If Trump Fires DOJ's Robert Mueller It Would Trigger a Crisis, say Legal Experts

President Donald Trump is weighing firing special counsel and former FBI Director Robert Mueller, who is pursuing the FBI’s Russia investigation. Larry Downing/Reuters

A personal friend of U.S. President Donald Trump's said Monday that the president is considering whether to get rid of special counsel Robert S. Mueller III, the former FBI director who has been assigned by the Department of Justice to pursue and oversee the Russia investigation.

Legal experts say this would be incredibly difficult, and if Trump succeeded it could trigger a crisis in American institutions.

"I think he's considering perhaps terminating the special counsel," said Christopher Ruddy, the CEO of Newsmax Media—and a member of Trump's private Mar-a-Lago Club in Florida—during an interview on PBS NewsHour.

Ruddy said he spoke with Trump last week, and he thought the president was "weighing" the option of firing Mueller judging by what the president's lawyers have been saying.

On Sunday June 11, Trump's attorney Jay Sekulow would not answer direct questions about whether Trump would fire Mueller when Sekulow appeared on the ABC News program This Week.

Trump supporters like former Congressman Newt Gingrich have said it's time to "rethink" Mueller's appointment. Right-wing commentator Ann Coulter has come out and said that Trump "should fire Mueller."

Related: Mueller mulls interviewing Trump in obstruction probe

On May 17, Mueller—who led the FBI until 2013—was appointed by the Justice Department to head the investigation into Russian interference in the 2016 American election. Mueller's assignment was prompted by memos from fired FBI Director James Comey that said Trump had urged him to drop an investigation of his former national security adviser Michael Flynn in connection with the case.

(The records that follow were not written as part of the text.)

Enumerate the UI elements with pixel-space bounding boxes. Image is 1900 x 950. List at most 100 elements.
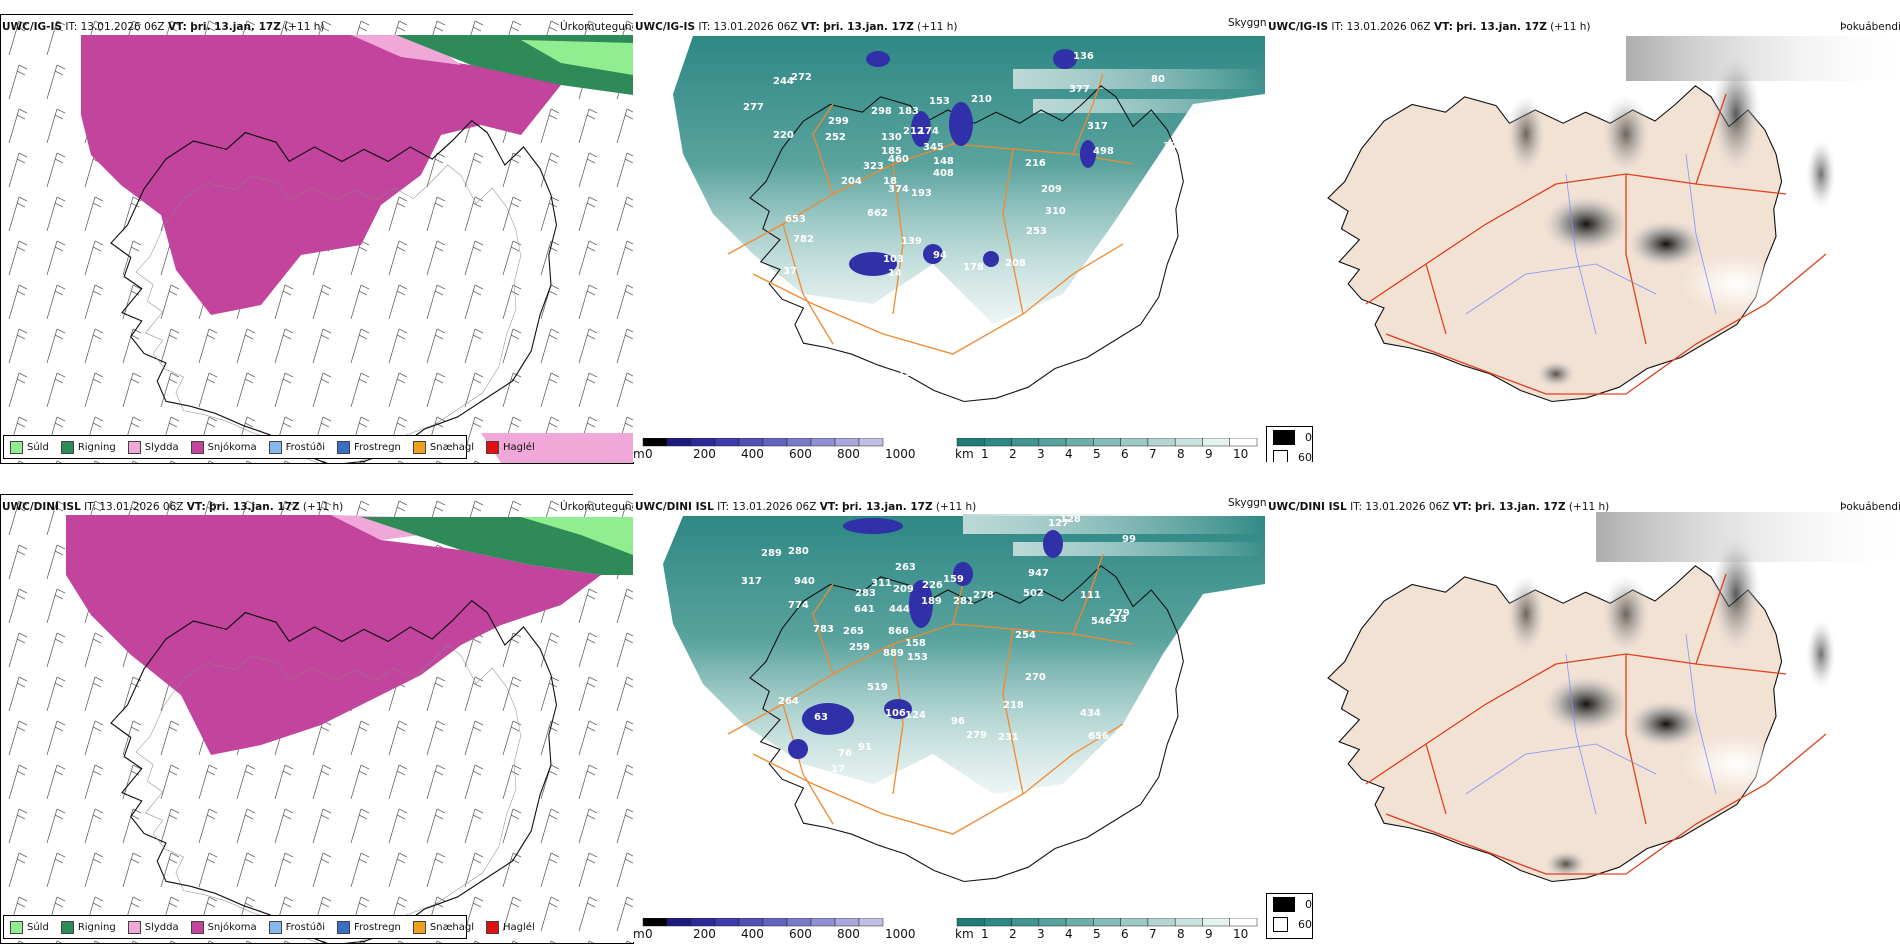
ceiling-label: 185	[881, 146, 902, 157]
visibility-colorbar-swatch	[1065, 918, 1094, 927]
low-ceiling-areas	[788, 518, 1063, 759]
low-ceiling-areas	[849, 49, 1096, 276]
visibility-tick: 5	[1093, 447, 1101, 461]
ceiling-colorbar-swatch	[810, 918, 836, 927]
legend-hail: Haglél	[486, 440, 535, 454]
ceiling-label: 656	[1088, 731, 1109, 742]
ceiling-colorbar-swatch	[714, 438, 740, 447]
visibility-tick: 6	[1121, 447, 1129, 461]
ceiling-label: 289	[761, 548, 782, 559]
legend-freezing-drizzle: Frostúði	[268, 920, 325, 934]
ceiling-label: 136	[1073, 51, 1094, 62]
ceiling-colorbar-swatch	[738, 918, 764, 927]
precip-type-panel: Súld Rigning Slydda Snjókoma Frostúði Fr…	[0, 494, 634, 944]
visibility-colorbar: km 1 2 3 4 5 6 7 8 9 10	[953, 918, 1265, 942]
ceiling-colorbar-swatches	[642, 438, 884, 447]
visibility-tick: 2	[1009, 447, 1017, 461]
ceiling-label: 280	[788, 546, 809, 557]
ceiling-label: 158	[905, 638, 926, 649]
rain-area	[361, 517, 633, 575]
ceiling-colorbar-swatch	[762, 918, 788, 927]
precip-map	[1, 15, 633, 463]
ceiling-label: 889	[883, 648, 904, 659]
ceiling-label: 253	[1026, 226, 1047, 237]
snow-area	[66, 515, 601, 755]
ceiling-label: 174	[918, 126, 939, 137]
drizzle-area	[521, 40, 633, 75]
ceiling-header: UWC/DINI ISL IT: 13.01.2026 06Z VT: þri.…	[635, 501, 977, 513]
visibility-tick: 8	[1177, 447, 1185, 461]
ceiling-label: 317	[1087, 121, 1108, 132]
ceiling-label: 63	[814, 712, 828, 723]
ceiling-colorbar-swatch	[834, 918, 860, 927]
ceiling-colorbar-swatch	[810, 438, 836, 447]
ceiling-label: 254	[1015, 630, 1036, 641]
ceiling-colorbar-swatch	[690, 918, 716, 927]
ceiling-label: 279	[966, 730, 987, 741]
ceiling-label: 18	[883, 176, 897, 187]
precip-legend: Súld Rigning Slydda Snjókoma Frostúði Fr…	[3, 915, 535, 939]
ceiling-label: 99	[1122, 534, 1136, 545]
visibility-colorbar-swatch	[1038, 918, 1067, 927]
ceiling-label: 80	[1151, 74, 1165, 85]
legend-rain: Rigning	[60, 440, 116, 454]
visibility-colorbar-swatch	[1093, 918, 1121, 927]
ceiling-label: 209	[893, 584, 914, 595]
ceiling-colorbar-swatch	[666, 438, 692, 447]
ceiling-label: 502	[1023, 588, 1044, 599]
roads	[1365, 573, 1827, 875]
ceiling-label: 641	[854, 604, 875, 615]
legend-freezing-rain: Frostregn	[337, 920, 401, 934]
ceiling-colorbar-swatches	[642, 918, 884, 927]
ceiling-label: 298	[871, 106, 892, 117]
ceiling-label: 277	[743, 102, 764, 113]
ceiling-label: 653	[785, 214, 806, 225]
ceiling-tick: 600	[789, 447, 812, 461]
ceiling-label: 434	[1080, 708, 1101, 719]
ceiling-label: 14	[888, 268, 902, 279]
ceiling-label: 103	[883, 254, 904, 265]
ceiling-label: 91	[858, 742, 872, 753]
ceiling-label: 178	[963, 262, 984, 273]
visibility-tick: 10	[1233, 447, 1249, 461]
ceiling-label: 299	[828, 116, 849, 127]
ceiling-tick: 1000	[885, 927, 916, 941]
fog-field	[1506, 534, 1836, 878]
visibility-colorbar-swatch	[1093, 438, 1121, 447]
fog-map	[1266, 494, 1900, 942]
visibility-tick: 3	[1037, 927, 1045, 941]
visibility-tick: 1	[981, 927, 989, 941]
visibility-colorbar-swatch	[1229, 438, 1258, 447]
ceiling-colorbar-swatch	[690, 438, 716, 447]
ceiling-label: 265	[843, 626, 864, 637]
snow-area	[81, 35, 561, 315]
visibility-tick: 7	[1149, 447, 1157, 461]
rivers	[1465, 633, 1717, 815]
ceiling-tick: 600	[789, 927, 812, 941]
legend-snow-grains: Snæhagl	[412, 440, 474, 454]
ceiling-colorbar-swatch	[786, 918, 812, 927]
visibility-colorbar-swatch	[956, 438, 985, 447]
ceiling-label: 310	[1045, 206, 1066, 217]
fog-map	[1266, 14, 1900, 462]
ceiling-label: 465	[1138, 254, 1159, 265]
visibility-colorbar-swatch	[1147, 918, 1176, 927]
ceiling-label: 204	[841, 176, 862, 187]
ceiling-label: 323	[863, 161, 884, 172]
visibility-colorbar-swatch	[1011, 918, 1040, 927]
ceiling-label: 17	[831, 764, 845, 775]
visibility-tick: 1	[981, 447, 989, 461]
ceiling-label: 283	[855, 588, 876, 599]
ceiling-label: 33	[1113, 614, 1127, 625]
ceiling-label: 139	[901, 236, 922, 247]
fog-legend-dense: 0	[1267, 427, 1312, 447]
ceiling-label: 444	[889, 604, 910, 615]
visibility-tick: 7	[1149, 927, 1157, 941]
ceiling-colorbar-swatch	[738, 438, 764, 447]
ceiling-title: Skyggni	[1228, 17, 1270, 29]
ceiling-label: 264	[778, 696, 799, 707]
ceiling-label: 128	[1060, 514, 1081, 525]
ceiling-label: 345	[923, 142, 944, 153]
ceiling-colorbar-swatch	[642, 438, 668, 447]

Mueller is said to be looking at whether in his request Trump obstructed justice.

On PBS Monday Ruddy said he personally thinks "it would be a very significant mistake" to fire Mueller, "even though I don't think there's a justification" for a special counsel.

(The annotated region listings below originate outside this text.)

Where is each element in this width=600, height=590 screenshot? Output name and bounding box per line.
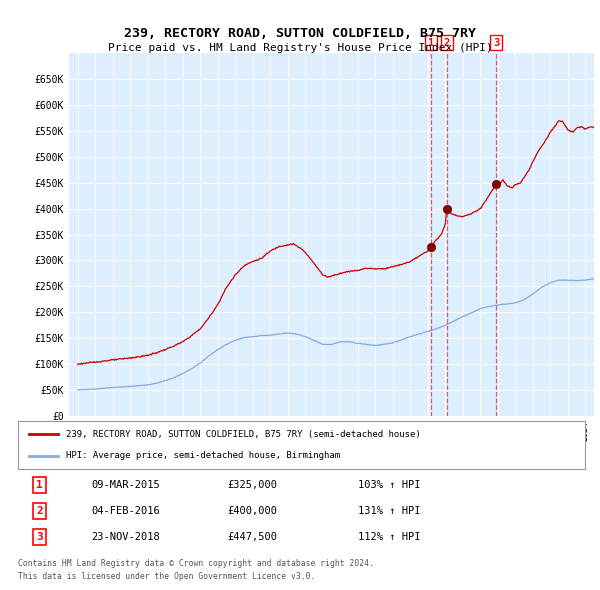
Text: 2: 2	[36, 506, 43, 516]
Text: 112% ↑ HPI: 112% ↑ HPI	[358, 532, 421, 542]
Text: 1: 1	[36, 480, 43, 490]
Text: 09-MAR-2015: 09-MAR-2015	[92, 480, 160, 490]
Text: This data is licensed under the Open Government Licence v3.0.: This data is licensed under the Open Gov…	[18, 572, 316, 581]
Text: 04-FEB-2016: 04-FEB-2016	[92, 506, 160, 516]
Text: 23-NOV-2018: 23-NOV-2018	[92, 532, 160, 542]
Text: 3: 3	[36, 532, 43, 542]
Text: 103% ↑ HPI: 103% ↑ HPI	[358, 480, 421, 490]
Text: £325,000: £325,000	[228, 480, 278, 490]
Text: 239, RECTORY ROAD, SUTTON COLDFIELD, B75 7RY: 239, RECTORY ROAD, SUTTON COLDFIELD, B75…	[124, 27, 476, 40]
Text: Contains HM Land Registry data © Crown copyright and database right 2024.: Contains HM Land Registry data © Crown c…	[18, 559, 374, 568]
Text: HPI: Average price, semi-detached house, Birmingham: HPI: Average price, semi-detached house,…	[66, 451, 340, 460]
Text: £447,500: £447,500	[228, 532, 278, 542]
Text: 3: 3	[493, 38, 499, 48]
Text: 1: 1	[428, 38, 434, 48]
Text: £400,000: £400,000	[228, 506, 278, 516]
Text: Price paid vs. HM Land Registry's House Price Index (HPI): Price paid vs. HM Land Registry's House …	[107, 43, 493, 53]
Text: 2: 2	[443, 38, 450, 48]
Text: 131% ↑ HPI: 131% ↑ HPI	[358, 506, 421, 516]
Text: 239, RECTORY ROAD, SUTTON COLDFIELD, B75 7RY (semi-detached house): 239, RECTORY ROAD, SUTTON COLDFIELD, B75…	[66, 430, 421, 439]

Legal experts agree it would be a mistake and have laid out why it could throw the nation into crisis if it succeeded.

"This seems like such a bad idea—for the nation, and for the president—that I have a hard time believing it is a live possibility," wrote Harvard Law professor Jack Goldsmith, a former assistant attorney general and special counsel to the Department of Defense, in a blog post Monday.

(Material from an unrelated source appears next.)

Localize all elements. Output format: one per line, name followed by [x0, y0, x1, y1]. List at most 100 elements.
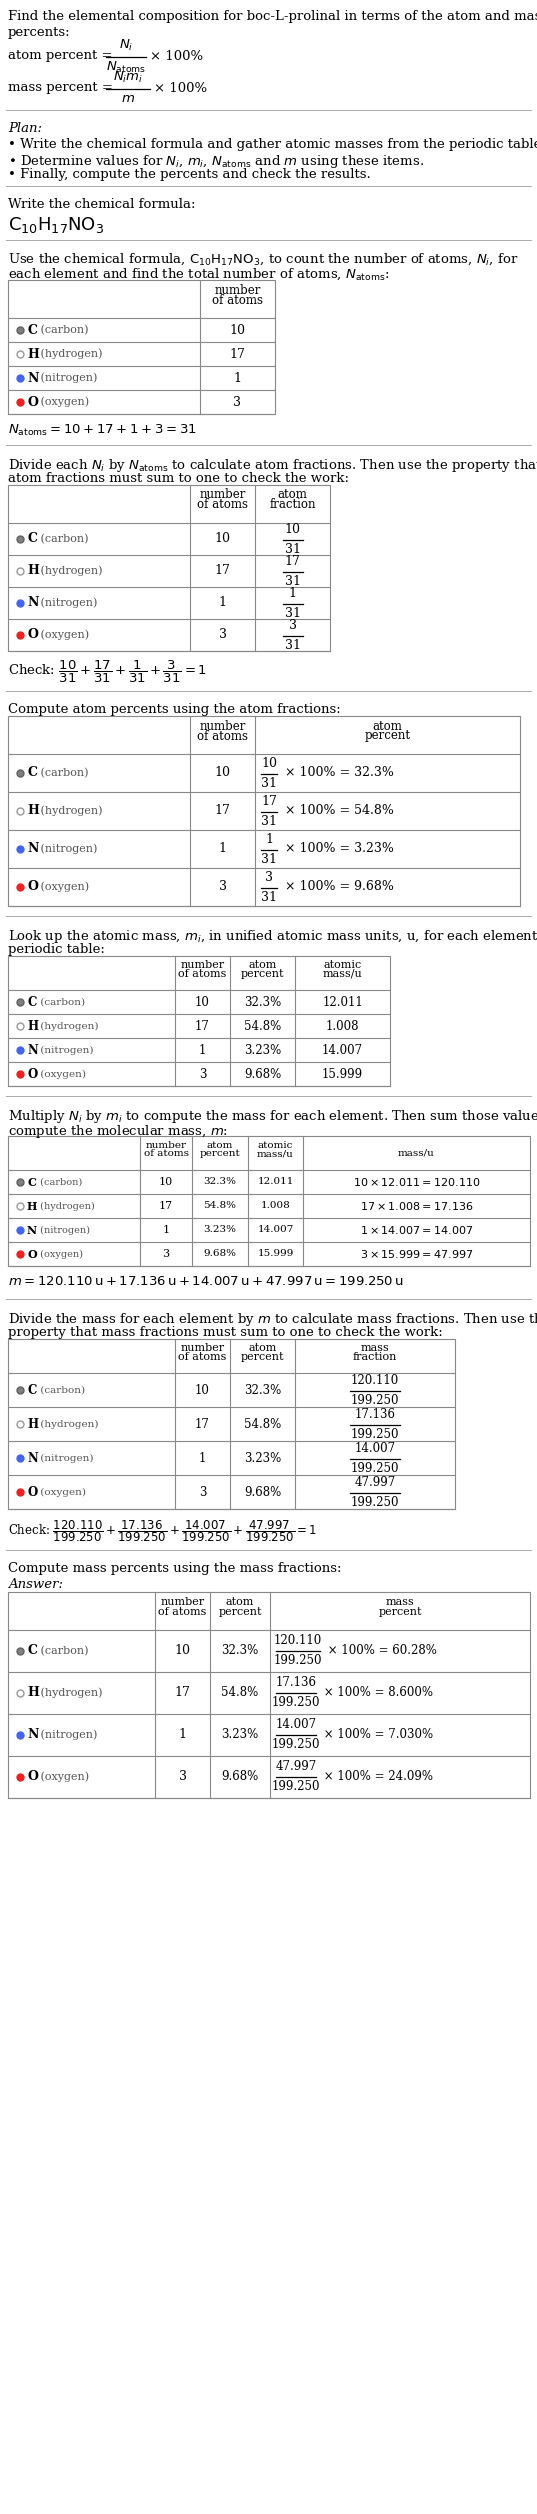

Firstly, Goldsmith wrote, Mueller has been appointed by the Department of Justice and Trump would need to pressure U.S. Deputy Attorney General Rod Rosenstein to pull the trigger.

The decision would fall to Rosenstein because Attorney General Jeff Sessions has recused himself from the investigation. Nevertheless, Rosenstein would need to provide a legal argument and "the specific reason" for the special counsel's termination, Goldsmith wrote. Mueller could contest the decision in court.

Rosenstein would also have to meet the high standard of "good cause shown," according to University of New Hampshire legal advocacy professor Seth Abramson. "The problem for Trump is not only does all D.C. (including GOP pols) respect Mueller, no one thinks there is 'good cause' to fire him," Abramson wrote on Twitter.

Trump could circumvent all this by issuing an executive order, Goldsmith writes, but "I would predict massive resignations within the DOJ and White House, among other places, if he does that."

If it comes to that, Goldsmith predicts, "Congress would rise up quickly to stop the president, and the pressure on the cabinet would be enormous as well." Goldsmith writes that if thinking Congress would rise up is naive, "then we are indeed in trouble."